The Bible is the inspired word of God. This page is a continuation in a series of articles about the Bible as God’s word.
Part 24 Exodus - an Authentic Record of Events
It has been said that anti-Semitism has existed wherever Jews have lived outside their land of Judea. Forty years after the birth of Jesus Christ, and as a result of the rebellion by Jewish extremists against Roman occupation, the Jewish state was destroyed. The surviving Jews were deported from their land and anti-Semitism has continued ever since.
Fifteen hundred years before that event, the nation of Israel was born in Egypt, when God sent Moses to declare to Pharaoh, “Thus says the Lord: Israel is My son, My firstborn” - Exodus 4:22, and later remembered by God, “When Israel was a child, I loved him, and out of Egypt I called My son” - Hosea 11:1.
As a result of the supernatural events of the ten plagues, the crossing of Israel through the Red Sea and the drowning of the Egyptian armed forces there, the surrounding nations were in awe and in fear of Israel - Joshua 2:9-10; Numbers 22:1-4. Egypt, one of the two major political powers in the civilized world of that time, was evidently left defenceless by the power of Israel’s God, Yahweh. As a result, foreign invaders poured into Egypt and began to rule over some of the country.
Earlier in our current era, a variant form of anti-Semitism sprang up in the writings of men who were attempting to discredit the Bible. The Higher Literary Critics in particular, conspired to defame the divine character of the holy scriptures (Romans 1:2; 2 Timothy 3:15) by conjuring up the Documentary Theory.
By this they claimed that the books of Moses (Genesis to Deuteronomy) were a late mixture of old writings and folk lore. In this way they denied the historical fact of the events described in the book of Exodus concerning the beginnings of Israel the nation.
This effort was nothing new. A reading of the works of Flavius Josephus reveals him as a first-century AD writer replying to much earlier anti-Semitic writers who also denied the Exodus account of Israel’s beginnings as a nation.

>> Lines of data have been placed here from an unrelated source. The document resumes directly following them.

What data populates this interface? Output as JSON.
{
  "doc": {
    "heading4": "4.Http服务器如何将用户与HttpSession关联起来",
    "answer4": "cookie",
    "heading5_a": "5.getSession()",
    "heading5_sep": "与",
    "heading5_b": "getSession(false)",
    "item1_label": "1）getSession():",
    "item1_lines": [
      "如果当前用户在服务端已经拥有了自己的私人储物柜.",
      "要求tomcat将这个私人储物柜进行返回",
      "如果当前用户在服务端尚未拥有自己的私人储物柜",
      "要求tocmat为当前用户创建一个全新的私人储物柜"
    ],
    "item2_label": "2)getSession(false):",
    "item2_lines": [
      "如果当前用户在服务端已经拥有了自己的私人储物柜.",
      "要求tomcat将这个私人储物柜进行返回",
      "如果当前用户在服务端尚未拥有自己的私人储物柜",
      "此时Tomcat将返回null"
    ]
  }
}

Josephus would have been in his thirties in AD 70 when the Romans destroyed the Jewish state. After that time this Jewish priest and scholar decided to write a history of these events in The Wars of the Jews. Josephus also saw the need to defend the Jews by addressing the widespread feelings against the Jews, most of whom were by then living away from their homeland.

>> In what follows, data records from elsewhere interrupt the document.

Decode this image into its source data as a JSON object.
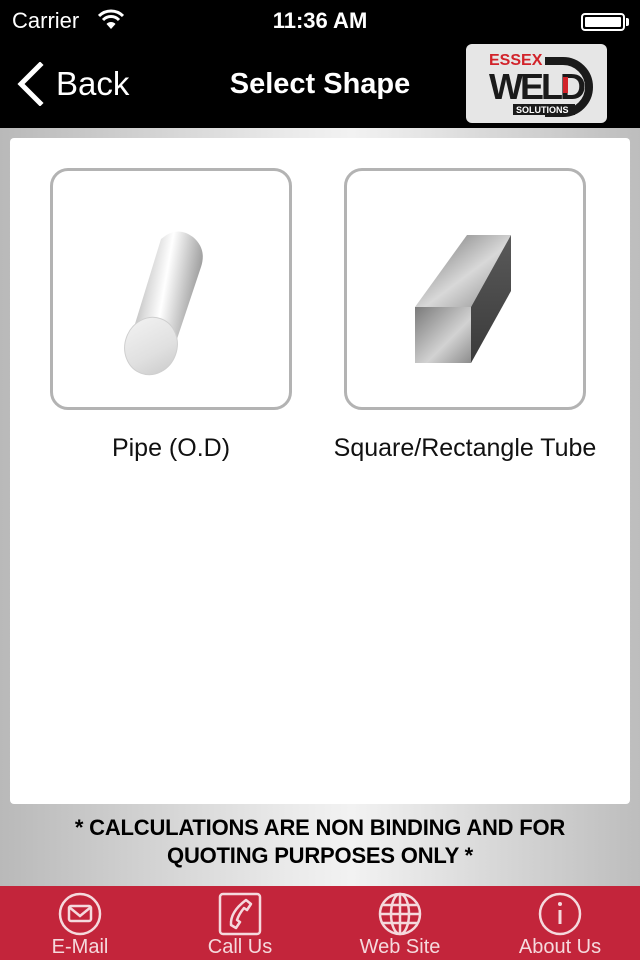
{
  "status_bar": {
    "carrier": "Carrier",
    "time": "11:36 AM",
    "battery_level": 1.0
  },
  "nav": {
    "back_label": "Back",
    "title": "Select Shape",
    "logo": {
      "top_text": "ESSEX",
      "main_text": "WELD",
      "sub_text": "SOLUTIONS"
    }
  },
  "shapes": [
    {
      "label": "Pipe (O.D)",
      "icon": "cylinder-icon"
    },
    {
      "label": "Square/Rectangle Tube",
      "icon": "square-bar-icon"
    }
  ],
  "disclaimer": {
    "line1": "* CALCULATIONS ARE NON BINDING AND FOR",
    "line2": "QUOTING PURPOSES ONLY *"
  },
  "tabs": [
    {
      "label": "E-Mail",
      "icon": "envelope-icon"
    },
    {
      "label": "Call Us",
      "icon": "phone-icon"
    },
    {
      "label": "Web Site",
      "icon": "globe-icon"
    },
    {
      "label": "About Us",
      "icon": "info-icon"
    }
  ],
  "colors": {
    "header": "#000000",
    "tabbar": "#c3253b",
    "logo_red": "#d2232a"
  }
}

So Josephus wrote The Antiquities of the Jews, presenting the history of the Jews, ending with the overthrow of Judea in AD 70. He endeavoured to make the Jewish religion appear more palatable to the Pagan world of his time. By writing carefully worded comments, he aimed to exhibit the Jewish religion in an appealing way to the educated and rational in his audience.

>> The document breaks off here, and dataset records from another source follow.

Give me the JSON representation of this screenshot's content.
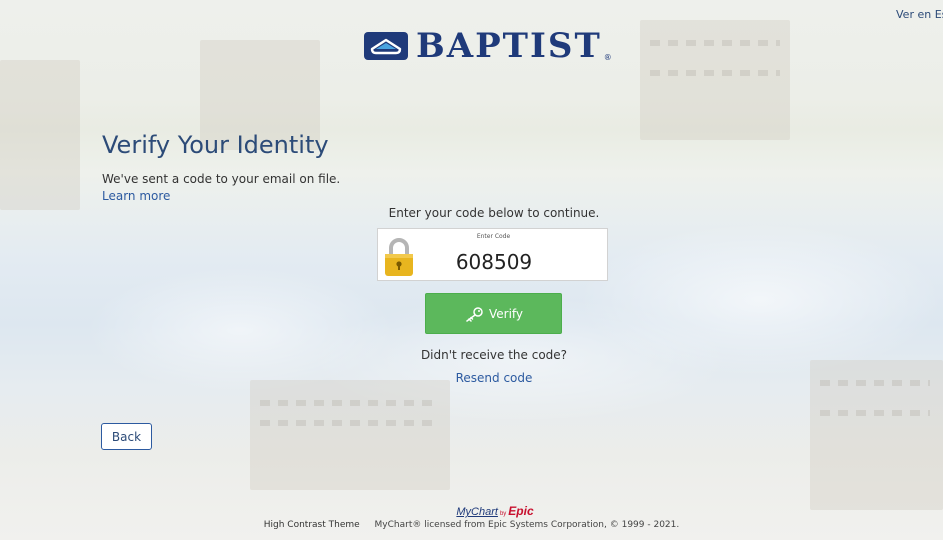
{
  "header": {
    "language_link": "Ver en Español",
    "brand_name": "BAPTIST",
    "brand_reg": "®"
  },
  "main": {
    "title": "Verify Your Identity",
    "subtitle": "We've sent a code to your email on file.",
    "learn_more": "Learn more",
    "instruction": "Enter your code below to continue.",
    "code_label": "Enter Code",
    "code_value": "608509",
    "verify_label": "Verify",
    "didnt_receive": "Didn't receive the code?",
    "resend_label": "Resend code",
    "back_label": "Back"
  },
  "footer": {
    "mychart": "MyChart",
    "by": "by",
    "epic": "Epic",
    "high_contrast": "High Contrast Theme",
    "copyright": "MyChart® licensed from Epic Systems Corporation, © 1999 - 2021."
  },
  "colors": {
    "brand_blue": "#1f3a7a",
    "link_blue": "#2c5aa0",
    "verify_green": "#5cb85c",
    "lock_gold": "#e8b51f",
    "epic_red": "#c8102e"
  },
  "icons": {
    "logo": "baptist-logo-icon",
    "lock": "lock-icon",
    "key": "key-icon"
  }
}
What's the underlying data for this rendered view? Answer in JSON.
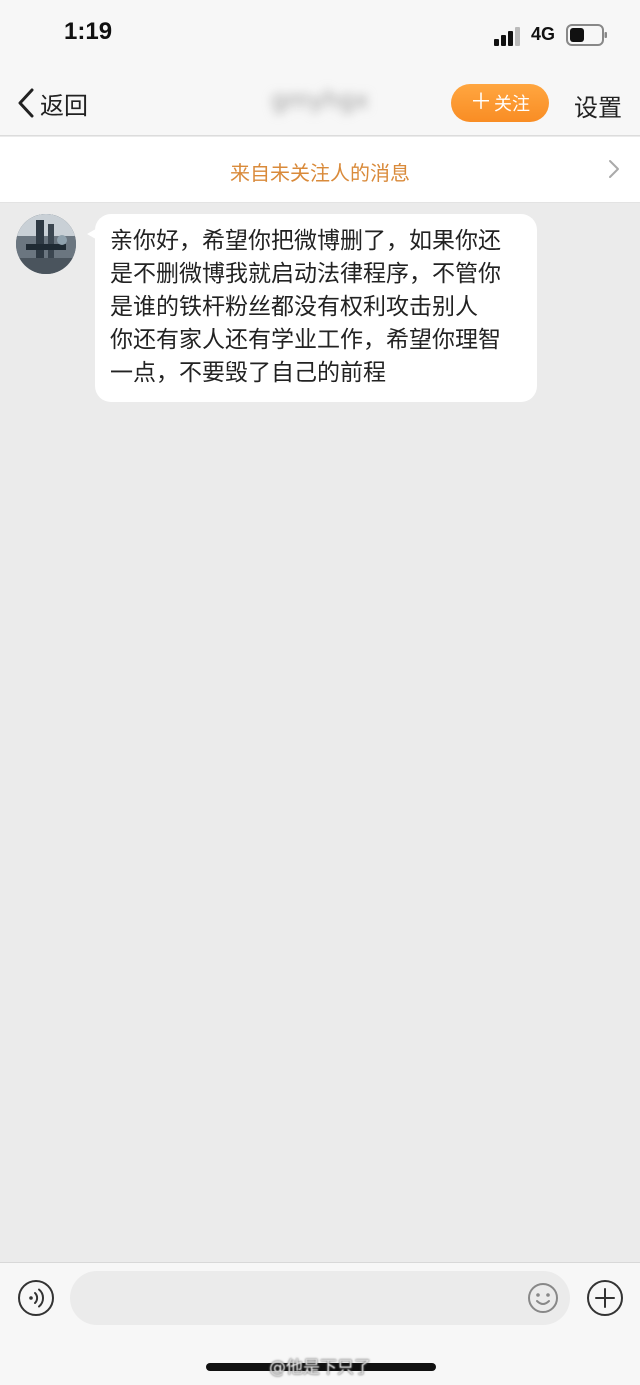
{
  "status_bar": {
    "time": "1:19",
    "network": "4G",
    "icons": [
      "signal-icon",
      "battery-icon"
    ]
  },
  "nav": {
    "back_label": "返回",
    "title": "gmyhgx",
    "follow_label": "关注",
    "follow_icon": "plus-icon",
    "settings_label": "设置",
    "accent_color": "#f98d24"
  },
  "notice": {
    "text": "来自未关注人的消息",
    "icon": "chevron-right-icon",
    "text_color": "#d98a3a"
  },
  "messages": [
    {
      "sender": "other",
      "lines": [
        "亲你好，希望你把微博删了，如果你还是不删微博我就启动法律程序，不管你是谁的铁杆粉丝都没有权利攻击别人",
        "你还有家人还有学业工作，希望你理智一点，不要毁了自己的前程"
      ]
    }
  ],
  "input_bar": {
    "placeholder": "",
    "icons": [
      "voice-icon",
      "emoji-icon",
      "plus-circle-icon"
    ]
  },
  "watermark": "@他是下只了"
}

Josephus also wrote On the Antiquity of the Jews and Against Apion to answer several anti-Semitic accusations which had been aimed against the Jews by those writers who had adopted the Greek language, culture, and mode of thought.
Before this there had been the production of national histories which were also written in Greek. Examples is seen in Berosus (290 BC), a pagan priest in Babylon who wrote in Greek on the history and culture of Babylonia. Another, of particular interest in the present context, was Manetho, an Egyptian priest who wrote a history of Egypt in Greek, (300 BC).